I began this project to experiment on realtime data structures and algorithms in C++. Many interesting things arose from this research. My intentions is to end-up with a realtime version of the Standard Template Library (STL), suitable for hard-realtime, low-latency and high-availability.
The first important conclusion of this project is that there should be a split between node and array allocations in allocators. As a result, I have written a proposal to the C++ standards committee that can be found here
http://open-std.org/jtc1/sc22/wg21/docs/papers/2016/p0310r0.pdf
or more easily here doc/proposal_allocator.pdf.
A benchmark graph can be found here: doc/fig/unordered_set_with_frag.pdf
A well known issue we face when working with linked data structures is that the links contained in the nodes represent a big memory overhead. The situation is made worse by the fact that there is no way to avoid pointers in STL containers. Even when you are using, say 20 elements, the links have the pointer size e.g 64 bits, that is suitable to address the whole address space. In the project I offer the possibility of using any integer to address the elements, resulting in massive reduction of the memory usage.

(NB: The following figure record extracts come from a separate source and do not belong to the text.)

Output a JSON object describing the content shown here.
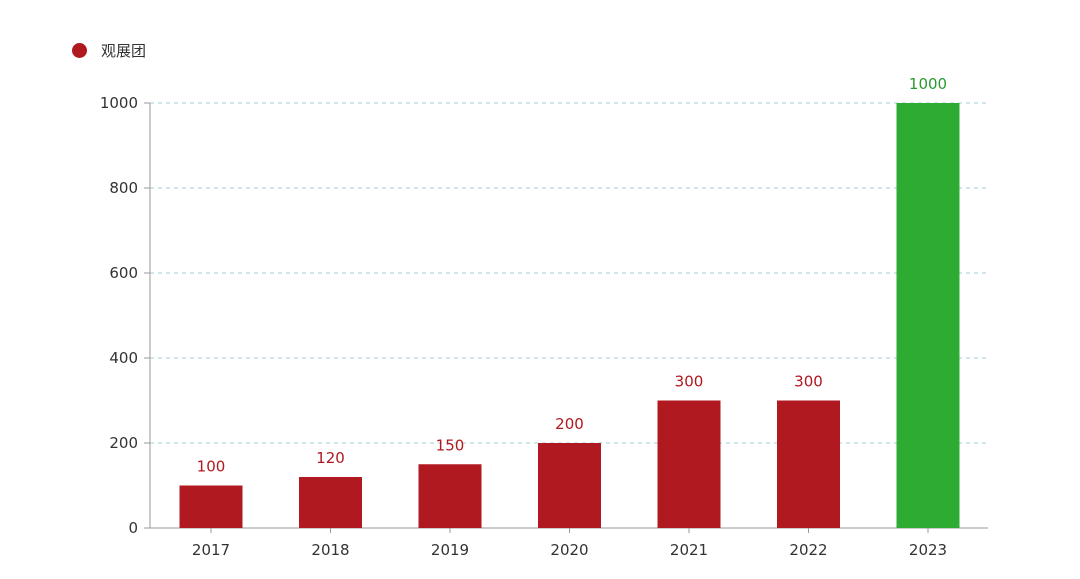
{
  "chart_data": {
    "type": "bar",
    "legend": [
      {
        "name": "观展团",
        "color": "#b0191f"
      }
    ],
    "legend_position": "top-left",
    "categories": [
      "2017",
      "2018",
      "2019",
      "2020",
      "2021",
      "2022",
      "2023"
    ],
    "values": [
      100,
      120,
      150,
      200,
      300,
      300,
      1000
    ],
    "value_labels": [
      "100",
      "120",
      "150",
      "200",
      "300",
      "300",
      "1000"
    ],
    "bar_colors": [
      "#b0191f",
      "#b0191f",
      "#b0191f",
      "#b0191f",
      "#b0191f",
      "#b0191f",
      "#2eab33"
    ],
    "label_colors": [
      "#b0191f",
      "#b0191f",
      "#b0191f",
      "#b0191f",
      "#b0191f",
      "#b0191f",
      "#2a9a2e"
    ],
    "y_ticks": [
      "0",
      "200",
      "400",
      "600",
      "800",
      "1000"
    ],
    "ylim": [
      0,
      1000
    ],
    "grid": true,
    "grid_color": "#9ecfd6",
    "axis_color": "#999999"
  }
}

A big concern today in the use of linked data structures is related to their cache-unfriendliness. The proposal mentioned above plus some small additions offer a strong alternative to traversal where we instead of chasing pointers, we can traverse the buffers where the nodes have been allocated. Benchmarks a quite impressive.
This is a very simple matrix class that offers most usable operators with lazy evaluation and compile time check of compatible size for matrix/vector operations. It makes code clean, intuitive and efficient, avoiding temporaries.
Threaded bynary search trees, sorting algorithms etc.